Once we develop these practical tools, we want to communicate our findings to other researchers who are interested in finding ways to facilitate community participation, so they can see if what we’ve done can be adapted to their own particular areas of interest.

How might communications technology support local food-production systems?

One of the basic questions is land use. Let’s say you want to grow a garden, and you pass by an empty plot of land every time you go into town. How do you find out whether or not you can use that land? How do you find out if the city or a private business owns that land, or how it’s zoned? We want to know how these answers can be communicated to people and provide them with access to underutilized land.

Here’s another example: Right behind Decatur High School is a large community garden. Folks are out there all the time. They probably don’t need technology to make their farm work, it probably works fine as it is, but the people in charge may be able to use technology to help manage and communicate with their volunteers.

How do you go about identifying the problems that communications technology might address?

Hackathons are where people get together and work on problems for a day or two in a really concentrated way. We’re developing a series of hackathons in Atlanta that will look at the question: How can we better design technology to support local food systems?

We’re going to bring together about 50 people from various walks of life. We have collaborations with the Atlanta Local Food Initiative, the city of Atlanta mayor’s office, the Atlanta Food Bank, as well as with programmers and designers, and community advocates. They’ll spend a day developing prototypes of new information systems to support local food production.

Who will use the information that comes out of these hackathons?

Our hope is that on a pragmatic level something will get built — an idea will be generated, and over the course of the next year an actual tool gets produced that will be used by the citizens of greater Atlanta.

At the same time, our findings will be communicated to research communities that are interested in ideas surrounding community participation. The questions these researchers ask are, What sorts of resources do we need to facilitate community participation, and how do we evaluate it? There is a lot of discussion about the subject because it’s not clear how participation actually happens or becomes sustaining — how it evolves from a bunch of people with a common interest getting together on weekends to do some kind of activity, to something deeper that builds a sense of community. So we want to evaluate whether or not a participatory activity has meaningful effect and develop rubrics for assessing participation.
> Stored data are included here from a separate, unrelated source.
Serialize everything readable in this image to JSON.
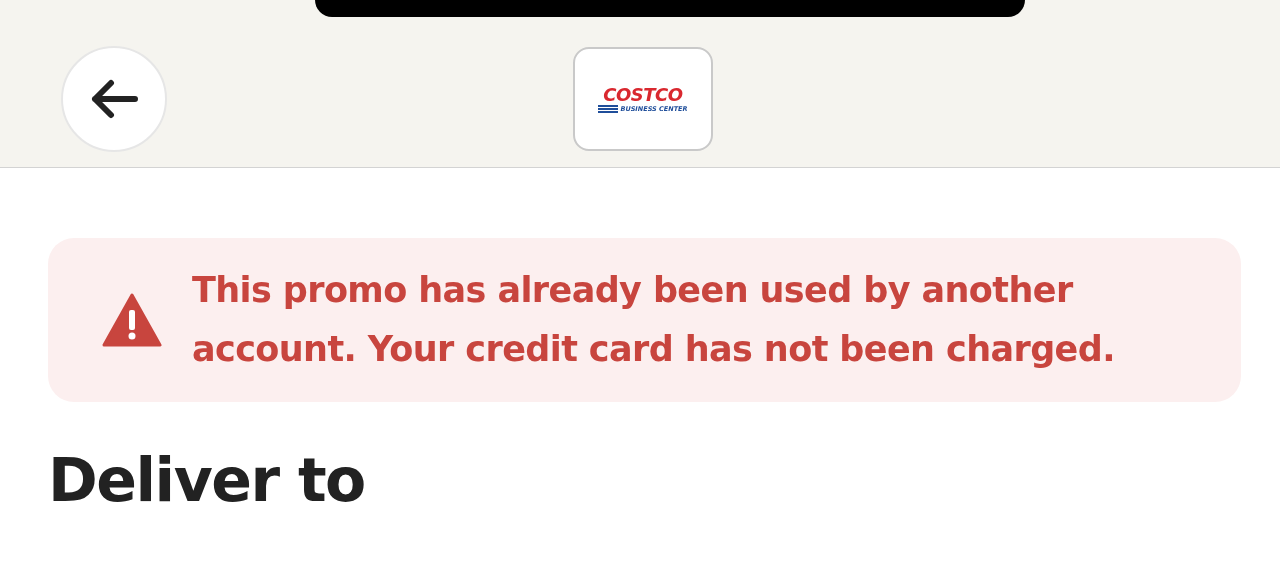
{
  "header": {
    "logo": {
      "title": "COSTCO",
      "subtitle": "BUSINESS CENTER"
    }
  },
  "alert": {
    "message": "This promo has already been used by another account. Your credit card has not been charged."
  },
  "section": {
    "title": "Deliver to"
  }
}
How does this research complement your job as a teacher?

I bring this research to a project studio I teach where we’re working with a small farm over on English Avenue called the Friends of English Avenue Farm. This is a very special place. It’s a small endeavor on a vacant lot where a house once stood, and it’s run by two people. They grow fruits and vegetables and then every other week give them away to people in the neighborhood who are in need. It’s a wonderful service.

The class studies the operation to determine what kinds of tools we can provide for these folks to help them better manage their farm, attract donors and volunteers, and communicate their mission and success to a larger audience. For example, we created a visualization tool – a web-based application that takes raw data and converts it into various graphical formats – that enables Suzanne Baker at the Friends of English Avenue to chart her farm’s yield over time. Using this tool she can show in a compelling visual format how much produce and the variety of produce that the farm has contributed to the community over time. In addition, we redesigned the Friends of English Avenue website to better integrate with social media and feature rich visual content, such as photos and an interactive timeline. This further enables Suzanne to share the important work of the Friends of English Avenue.

This project is affiliated with Georgia Tech’s Westside Communities Initiative. Led by Ivan Allen College and the College of Architecture, the initiative is connecting people and organizations across the Institute and across Atlanta to create sustainable solutions and foster points of unity.